COENOS does this with reciprocal averaging, an old and elegant idea. Give every relevé a provisional score. Now score each species by the average of the scores of the relevés it occurs in. Then turn around and re-score each relevé by the average of the scores of the species it contains. Repeat. The scores chase each other back and forth and quickly settle, and when they do, species that occur in similar relevés have ended up with similar scores, as have relevés that share similar species. Sort the species by their scores and the relevés by theirs, and the table falls into its diagonal. Related things have been pulled next to related things, by nothing more than repeated averaging.

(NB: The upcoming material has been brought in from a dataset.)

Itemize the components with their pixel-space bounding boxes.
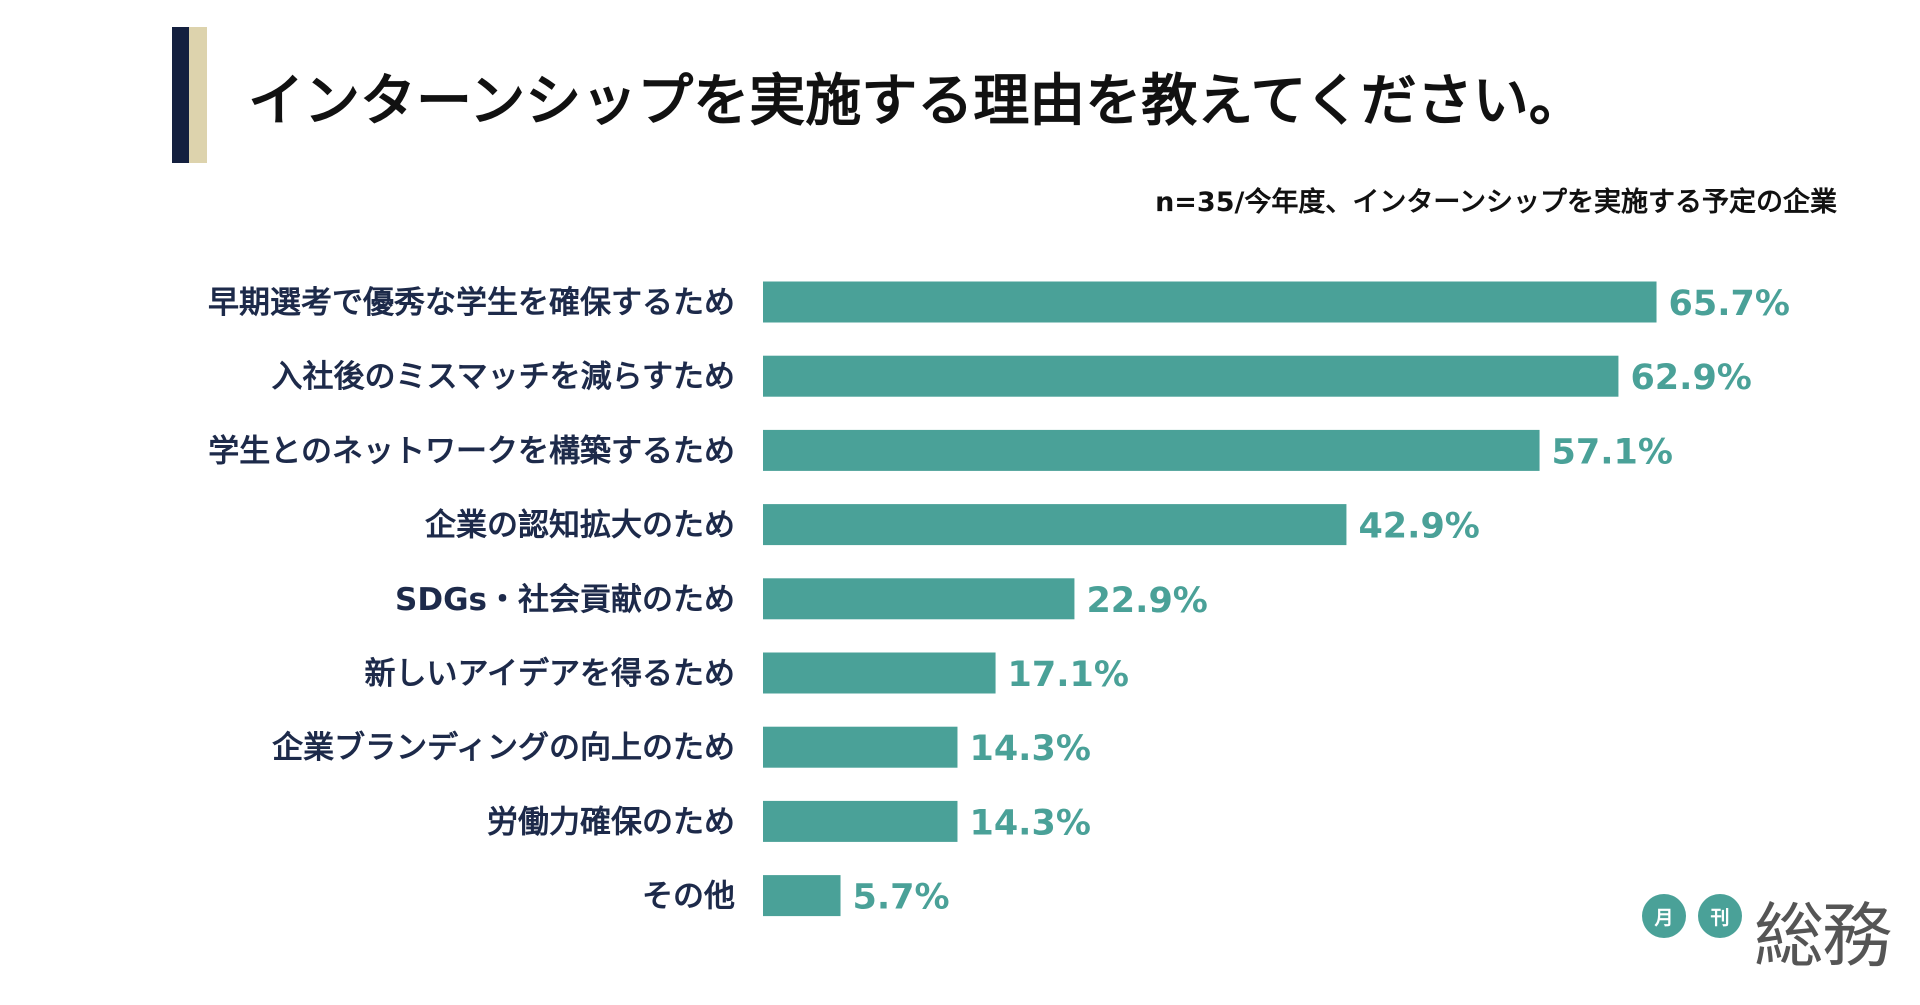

The ordering is what makes the sorted table legible. Without it you would have the right groups in a random arrangement; with it, the groups step down the page in order, each above the plots it characterizes.
4.5 The sorted table
The finished table assembles in a fixed shape. The differential species groups come first, in the order reciprocal averaging gave them, each group a small block of species above a stripe of marks showing which relevés it defines. Below the groups sit the constant companions — the ubiquitous species set aside earlier — listed in order of decreasing constancy, because while they mark no single group they still describe the vegetation as a whole. At the very bottom, in a footnote, are the rare species, each with the one or two plots it appeared in, kept so that nothing is silently thrown away.
That is the entire method: count constancy, set aside the extremes, grow groups by the inside-and-outside rule at three strictnesses, order everything by reciprocal averaging, and lay the result out groups-first. It is the procedure Ceska and Roemer made explicit in 1971 and compiled into COENOS in 1991 — and it is now, again, something you can read. The next chapter does it for real, in R, with coenosr.